L'Évangile de la liturgie d'aujourd'hui (Jn 14, 1-12) est tiré du dernier discours de Jésus avant sa mort. Le cœur des disciples est troublé, mais le Seigneur leur adresse des paroles rassurantes, les invitant à ne pas avoir peur, à ne pas craindre : il ne les abandonne pas, mais il va leur préparer une place et les guider vers cette destination. Le Seigneur aujourd'hui nous montre ainsi à tous l'endroit merveilleux où aller et, en même temps, il nous dit comment y aller, il nous montre le chemin. Il nous dit où aller et comment y aller.

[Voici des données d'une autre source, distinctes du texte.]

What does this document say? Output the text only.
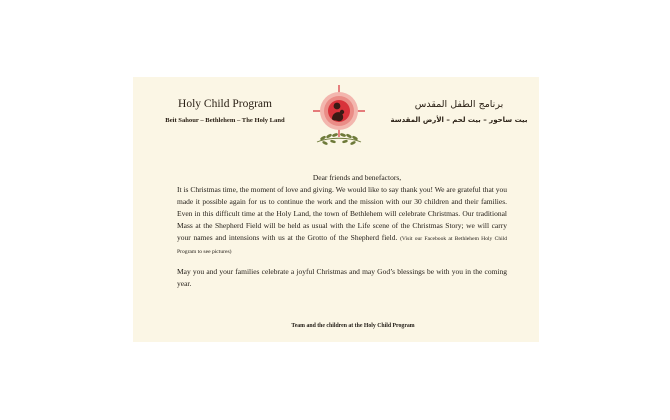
Holy Child Program
Beit Sahour – Bethlehem – The Holy Land
برنامج الطفل المقدس
بيت ساحور – بيت لحم – الأرض المقدسة
Dear friends and benefactors,
It is Christmas time, the moment of love and giving. We would like to say thank you! We are grateful that you made it possible again for us to continue the work and the mission with our 30 children and their families. Even in this difficult time at the Holy Land, the town of Bethlehem will celebrate Christmas. Our traditional Mass at the Shepherd Field will be held as usual with the Life scene of the Christmas Story; we will carry your names and intensions with us at the Grotto of the Shepherd field. (Visit our Facebook at Bethlehem Holy Child Program to see pictures)
May you and your families celebrate a joyful Christmas and may God’s blessings be with you in the coming year.
Team and the children at the Holy Child Program
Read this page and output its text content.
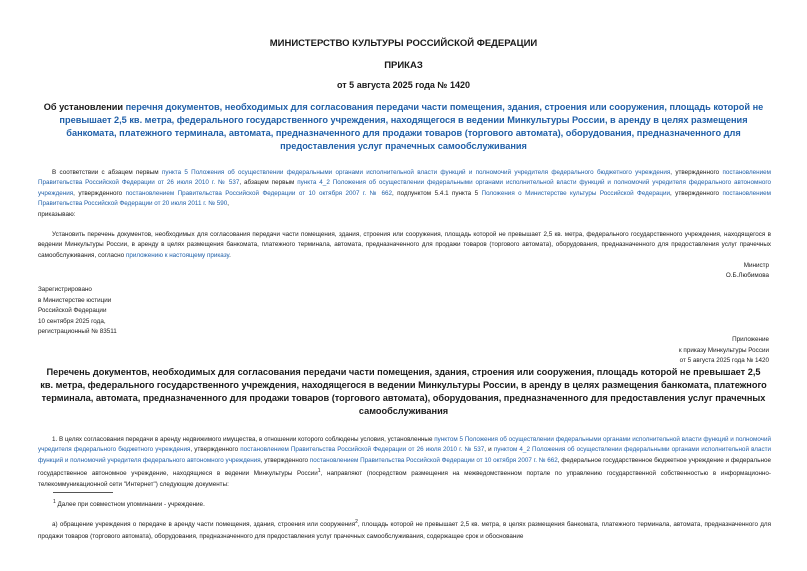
МИНИСТЕРСТВО КУЛЬТУРЫ РОССИЙСКОЙ ФЕДЕРАЦИИ
ПРИКАЗ
от 5 августа 2025 года № 1420
Об установлении перечня документов, необходимых для согласования передачи части помещения, здания, строения или сооружения, площадь которой не превышает 2,5 кв. метра, федерального государственного учреждения, находящегося в ведении Минкультуры России, в аренду в целях размещения банкомата, платежного терминала, автомата, предназначенного для продажи товаров (торгового автомата), оборудования, предназначенного для предоставления услуг прачечных самообслуживания
В соответствии с абзацем первым пункта 5 Положения об осуществлении федеральными органами исполнительной власти функций и полномочий учредителя федерального бюджетного учреждения, утвержденного постановлением Правительства Российской Федерации от 26 июля 2010 г. № 537, абзацем первым пункта 4_2 Положения об осуществлении федеральными органами исполнительной власти функций и полномочий учредителя федерального автономного учреждения, утвержденного постановлением Правительства Российской Федерации от 10 октября 2007 г. № 662, подпунктом 5.4.1 пункта 5 Положения о Министерстве культуры Российской Федерации, утвержденного постановлением Правительства Российской Федерации от 20 июля 2011 г. № 590,
приказываю:
Установить перечень документов, необходимых для согласования передачи части помещения, здания, строения или сооружения, площадь которой не превышает 2,5 кв. метра, федерального государственного учреждения, находящегося в ведении Минкультуры России, в аренду в целях размещения банкомата, платежного терминала, автомата, предназначенного для продажи товаров (торгового автомата), оборудования, предназначенного для предоставления услуг прачечных самообслуживания, согласно приложению к настоящему приказу.
Министр
О.Б.Любимова
Зарегистрировано
в Министерстве юстиции
Российской Федерации
10 сентября 2025 года,
регистрационный № 83511
Приложение
к приказу Минкультуры России
от 5 августа 2025 года № 1420
Перечень документов, необходимых для согласования передачи части помещения, здания, строения или сооружения, площадь которой не превышает 2,5 кв. метра, федерального государственного учреждения, находящегося в ведении Минкультуры России, в аренду в целях размещения банкомата, платежного терминала, автомата, предназначенного для продажи товаров (торгового автомата), оборудования, предназначенного для предоставления услуг прачечных самообслуживания
1. В целях согласования передачи в аренду недвижимого имущества, в отношении которого соблюдены условия, установленные пунктом 5 Положения об осуществлении федеральными органами исполнительной власти функций и полномочий учредителя федерального бюджетного учреждения, утвержденного постановлением Правительства Российской Федерации от 26 июля 2010 г. № 537, и пунктом 4_2 Положения об осуществлении федеральными органами исполнительной власти функций и полномочий учредителя федерального автономного учреждения, утвержденного постановлением Правительства Российской Федерации от 10 октября 2007 г. № 662, федеральное государственное бюджетное учреждение и федеральное государственное автономное учреждение, находящиеся в ведении Минкультуры России$^1$, направляют (посредством размещения на межведомственном портале по управлению государственной собственностью в информационно-телекоммуникационной сети "Интернет") следующие документы:
$^1$ Далее при совместном упоминании - учреждение.
а) обращение учреждения о передаче в аренду части помещения, здания, строения или сооружения$^2$, площадь которой не превышает 2,5 кв. метра, в целях размещения банкомата, платежного терминала, автомата, предназначенного для продажи товаров (торгового автомата), оборудования, предназначенного для предоставления услуг прачечных самообслуживания, содержащее срок и обоснование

Tout d'abord, où aller. Jésus voit la détresse des disciples, il voit leur peur d'être abandonnés, comme cela nous arrive lorsque nous sommes obligés de nous séparer de quelqu'un que nous aimons. C'est pourquoi il dit : "Je vais vous préparer une place [...] afin que là où je suis vous soyez aussi" (v. 2-3). Jésus utilise l'image familière de la maison, le lieu des relations et de l'intimité. Dans la maison du Père", dit-il à ses amis et à chacun de nous, "il y a de la place pour vous, vous êtes les bienvenus, vous serez accueillis pour toujours par la chaleur d'une étreinte, et je suis aux cieux en train de vous préparer une place ! Je prépare cette étreinte avec le Père, cette place pour l'éternité.

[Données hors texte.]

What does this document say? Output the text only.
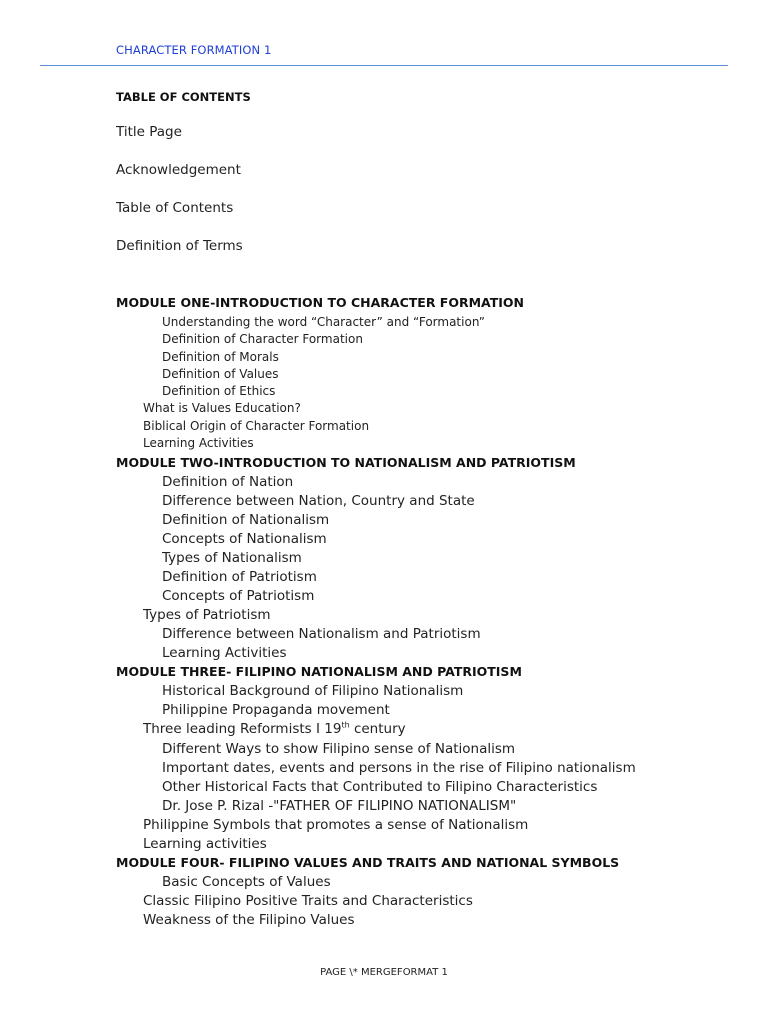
CHARACTER FORMATION 1
TABLE OF CONTENTS
Title Page
Acknowledgement
Table of Contents
Definition of Terms
MODULE ONE-INTRODUCTION TO CHARACTER FORMATION
Understanding the word “Character” and “Formation”
Definition of Character Formation
Definition of Morals
Definition of Values
Definition of Ethics
What is Values Education?
Biblical Origin of Character Formation
Learning Activities
MODULE TWO-INTRODUCTION TO NATIONALISM AND PATRIOTISM
Definition of Nation
Difference between Nation, Country and State
Definition of Nationalism
Concepts of Nationalism
Types of Nationalism
Definition of Patriotism
Concepts of Patriotism
Types of Patriotism
Difference between Nationalism and Patriotism
Learning Activities
MODULE THREE- FILIPINO NATIONALISM AND PATRIOTISM
Historical Background of Filipino Nationalism
Philippine Propaganda movement
Three leading Reformists I 19th century
Different Ways to show Filipino sense of Nationalism
Important dates, events and persons in the rise of Filipino nationalism
Other Historical Facts that Contributed to Filipino Characteristics
Dr. Jose P. Rizal -"FATHER OF FILIPINO NATIONALISM"
Philippine Symbols that promotes a sense of Nationalism
Learning activities
MODULE FOUR- FILIPINO VALUES AND TRAITS AND NATIONAL SYMBOLS
Basic Concepts of Values
Classic Filipino Positive Traits and Characteristics
Weakness of the Filipino Values
PAGE \* MERGEFORMAT 1
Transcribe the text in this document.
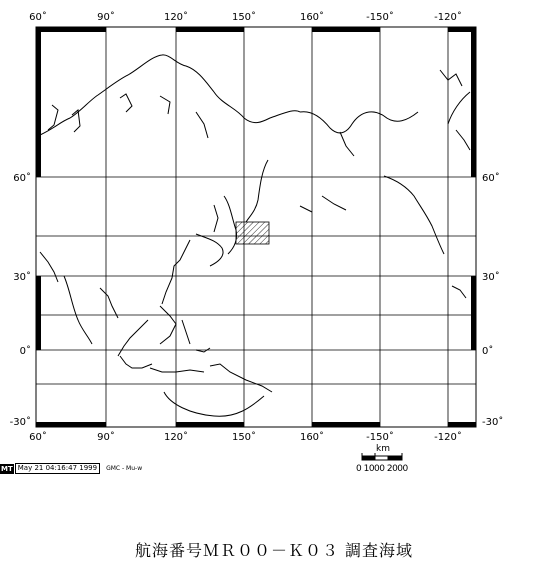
60˚	90˚	120˚	150˚	160˚	-150˚	-120˚
60˚	90˚	120˚	150˚	160˚	-150˚	-120˚
60˚
30˚
0˚
-30˚
60˚
30˚
0˚
-30˚
km
0 1000 2000
MT May 21 04:16:47 1999	GMC - Mu-w
航海番号ＭＲ００－Ｋ０３ 調査海域
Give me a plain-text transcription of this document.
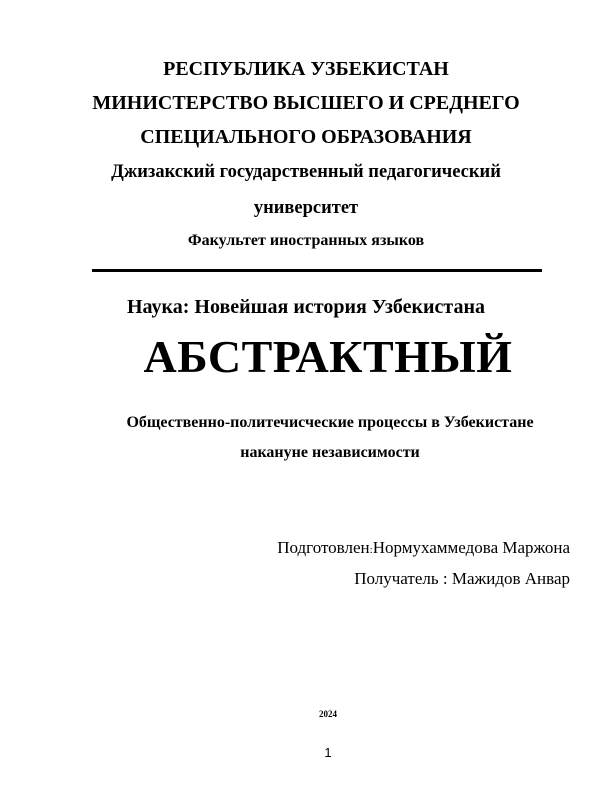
РЕСПУБЛИКА УЗБЕКИСТАН
МИНИСТЕРСТВО ВЫСШЕГО И СРЕДНЕГО
СПЕЦИАЛЬНОГО ОБРАЗОВАНИЯ
Джизакский государственный педагогический
университет
Факультет иностранных языков
Наука: Новейшая история Узбекистана
АБСТРАКТНЫЙ
Общественно-политечисческие процессы в Узбекистане
накануне независимости
Подготовлен:Нормухаммедова Маржона
Получатель : Мажидов Анвар
2024
1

Frères et sœurs, cette Parole est source de consolation, elle est source d'espérance pour nous. Jésus ne s'est pas séparé de nous, mais il a ouvert le chemin pour nous, en anticipant notre destination finale : la rencontre avec Dieu le Père, dans le cœur duquel il y a une place pour chacun de nous. Ainsi, lorsque nous connaissons la fatigue, le désarroi et même l'échec, rappelons-nous où va notre vie. Nous ne devons pas perdre de vue le but, même si aujourd'hui nous risquons de l'oublier, d'oublier les questions ultimes, les questions importantes : où allons-nous ? Vers quoi marchons-nous ? Qu'est-ce qui vaut la peine d'être vécu ? Sans ces questions, nous ne faisons que comprimer la vie dans le présent, nous pensons qu'il faut en profiter le plus possible, et nous finissons par vivre au jour le jour, sans but, sans objectif. Mais notre patrie est au ciel (cf. Ph 3,20), n'oublions pas la grandeur et la beauté du but !

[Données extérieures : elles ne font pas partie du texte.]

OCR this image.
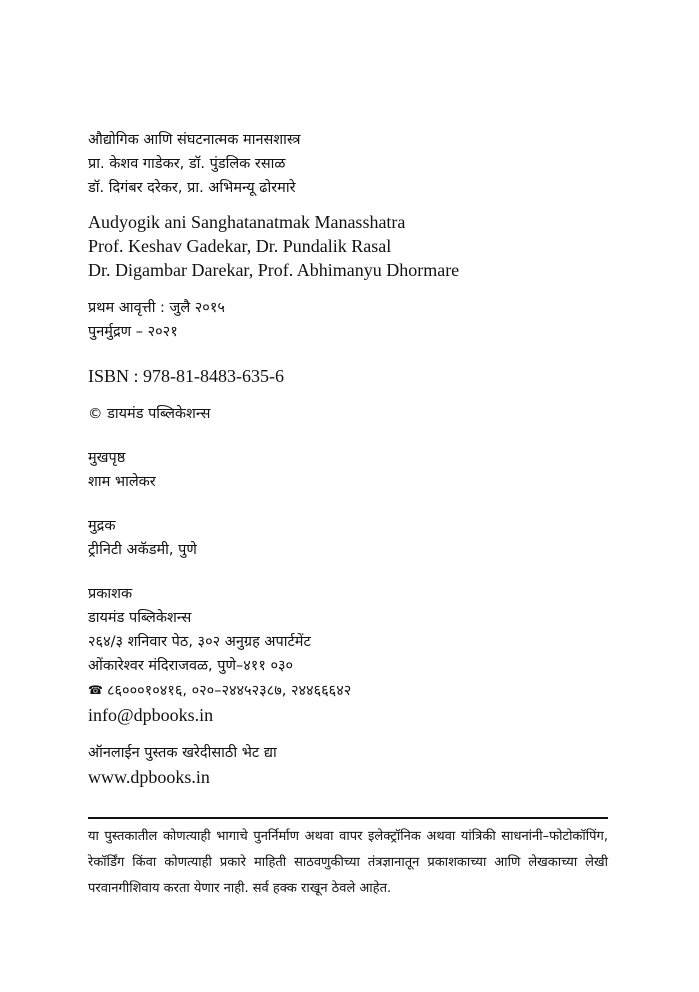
औद्योगिक आणि संघटनात्मक मानसशास्त्र
प्रा. केशव गाडेकर, डॉ. पुंडलिक रसाळ
डॉ. दिगंबर दरेकर, प्रा. अभिमन्यू ढोरमारे
Audyogik ani Sanghatanatmak Manasshatra
Prof. Keshav Gadekar, Dr. Pundalik Rasal
Dr. Digambar Darekar, Prof. Abhimanyu Dhormare
प्रथम आवृत्ती : जुलै २०१५
पुनर्मुद्रण – २०२१
ISBN : 978-81-8483-635-6
© डायमंड पब्लिकेशन्स
मुखपृष्ठ
शाम भालेकर
मुद्रक
ट्रीनिटी अकॅडमी, पुणे
प्रकाशक
डायमंड पब्लिकेशन्स
२६४/३ शनिवार पेठ, ३०२ अनुग्रह अपार्टमेंट
ओंकारेश्वर मंदिराजवळ, पुणे–४११ ०३०
☎ ८६०००१०४१६, ०२०–२४४५२३८७, २४४६६६४२
info@dpbooks.in
ऑनलाईन पुस्तक खरेदीसाठी भेट द्या
www.dpbooks.in
या पुस्तकातील कोणत्याही भागाचे पुनर्निर्माण अथवा वापर इलेक्ट्रॉनिक अथवा यांत्रिकी साधनांनी–फोटोकॉपिंग, रेकॉर्डिंग किंवा कोणत्याही प्रकारे माहिती साठवणुकीच्या तंत्रज्ञानातून प्रकाशकाच्या आणि लेखकाच्या लेखी परवानगीशिवाय करता येणार नाही. सर्व हक्क राखून ठेवले आहेत.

Une fois que nous avons découvert le but, nous aussi, comme l'apôtre Thomas dans l'Évangile d'aujourd'hui, nous nous demandons : comment y arriver, quel est le chemin ? Parfois, surtout lorsqu'il y a de grands problèmes à affronter et que l'on sent que le mal est plus fort, la question se pose : que dois-je faire, quel chemin dois-je prendre ? Écoutons la réponse de Jésus : "Je suis le chemin, la vérité et la vie" (Jn 14,6). "Je suis le chemin". Jésus lui-même est le chemin à suivre pour vivre dans la vérité et avoir la vie en abondance. Il est le chemin et, par conséquent, la foi en Lui n'est pas un "paquet d'idées" à croire, mais un chemin à parcourir, un voyage à faire, une marche avec Lui. Il s'agit de suivre Jésus, car il est le chemin qui mène au bonheur éternel. Suivez Jésus et imitez-le, surtout par des gestes de proximité et de miséricorde envers les autres. C'est la boussole pour atteindre le Ciel : aimer Jésus, le chemin, en devenant des signes de son amour sur la terre.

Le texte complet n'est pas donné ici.